One such master, Captain A.W. Nelson of the steamer Korea, favored Kīlauea, saying, “It is customary to pass Kaua΄i…at a distance of five miles on completion of the Great Circle course…. A light on the extremity of Point would show an unbroken arc to the westward, which can also be seen from the eastward soon after passing Kahala Point, the present lighthouse on the eastern extremity of the island.”

The final report showed that eight out of 12 masters of trans-Pacific vessels surveyed preferred the northerly route of Kīlauea Point. First, it was nearer the “Great Circle” route. Second, the route involved fewer adverse currents.

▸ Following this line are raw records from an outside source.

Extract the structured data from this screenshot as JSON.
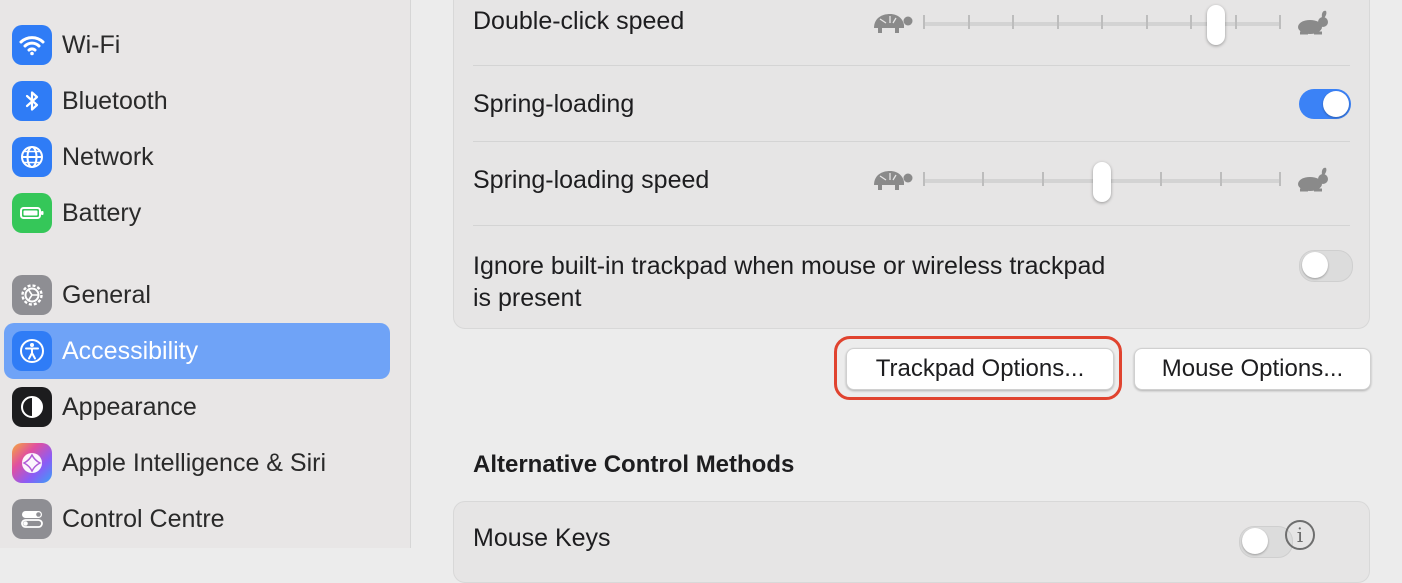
{
  "sidebar": {
    "items": [
      {
        "label": "Wi-Fi",
        "icon": "wifi-icon",
        "color": "#2f7cf6"
      },
      {
        "label": "Bluetooth",
        "icon": "bluetooth-icon",
        "color": "#2f7cf6"
      },
      {
        "label": "Network",
        "icon": "globe-icon",
        "color": "#2f7cf6"
      },
      {
        "label": "Battery",
        "icon": "battery-icon",
        "color": "#35c759"
      },
      {
        "label": "General",
        "icon": "gear-icon",
        "color": "#8e8e93"
      },
      {
        "label": "Accessibility",
        "icon": "accessibility-icon",
        "color": "#2f7cf6",
        "selected": true
      },
      {
        "label": "Appearance",
        "icon": "appearance-icon",
        "color": "#1c1c1e"
      },
      {
        "label": "Apple Intelligence & Siri",
        "icon": "siri-icon",
        "color": "#c86bf2"
      },
      {
        "label": "Control Centre",
        "icon": "control-centre-icon",
        "color": "#8e8e93"
      }
    ]
  },
  "settings": {
    "double_click_speed": {
      "label": "Double-click speed",
      "level_fraction": 0.82,
      "ticks": 9
    },
    "spring_loading": {
      "label": "Spring-loading",
      "enabled": true
    },
    "spring_loading_speed": {
      "label": "Spring-loading speed",
      "level_fraction": 0.5,
      "ticks": 7
    },
    "ignore_trackpad": {
      "label_line1": "Ignore built-in trackpad when mouse or wireless trackpad",
      "label_line2": "is present",
      "enabled": false
    }
  },
  "buttons": {
    "trackpad_options": "Trackpad Options...",
    "mouse_options": "Mouse Options..."
  },
  "alt_control": {
    "title": "Alternative Control Methods",
    "mouse_keys": {
      "label": "Mouse Keys",
      "enabled": false,
      "info": "i"
    }
  },
  "colors": {
    "accent": "#3b82f6",
    "selection": "#6fa3f7",
    "highlight_ring": "#e0432f"
  }
}
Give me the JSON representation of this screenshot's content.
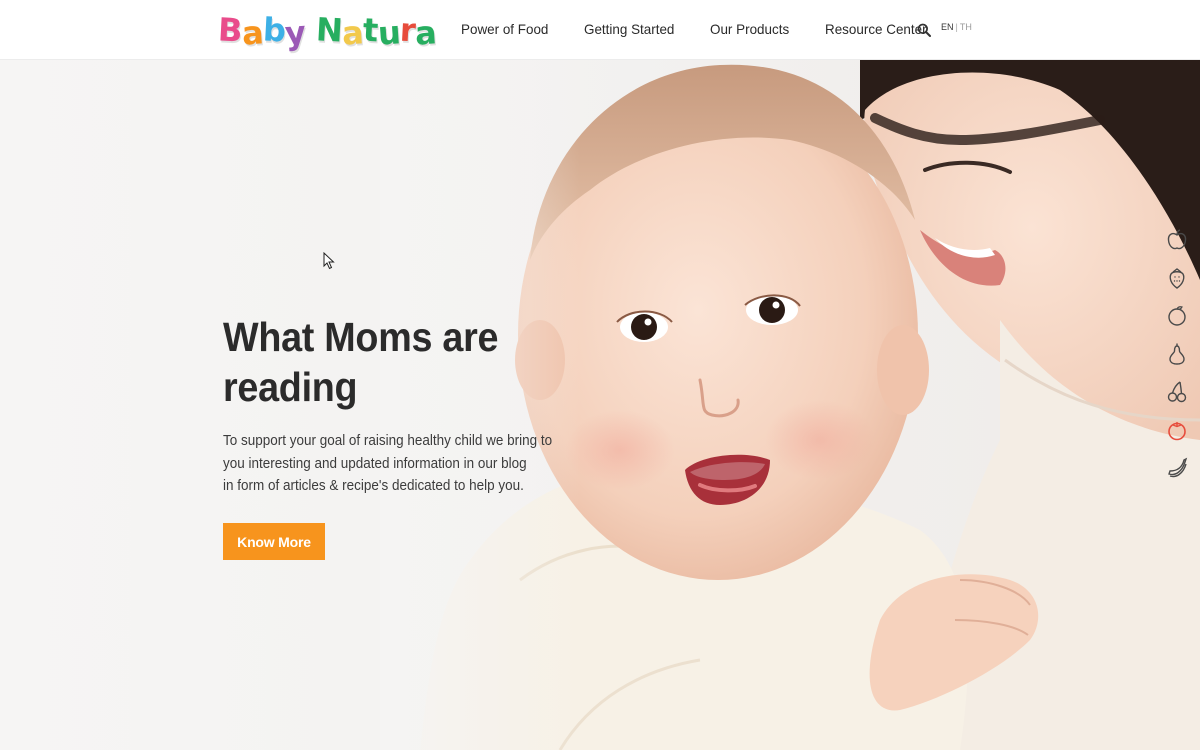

The third point in favor of Kīlauea spoke volumes to Congress, then as it would today: It would cost less to build. At 180-feet above sea level, the tower at Kīlauea Point would not need to be as tall as one at the low-lying point of Mānā, nor would it require a foundation to be built below water level. And, thus, $75,000 was appropriated for construction at Kīlauea Point.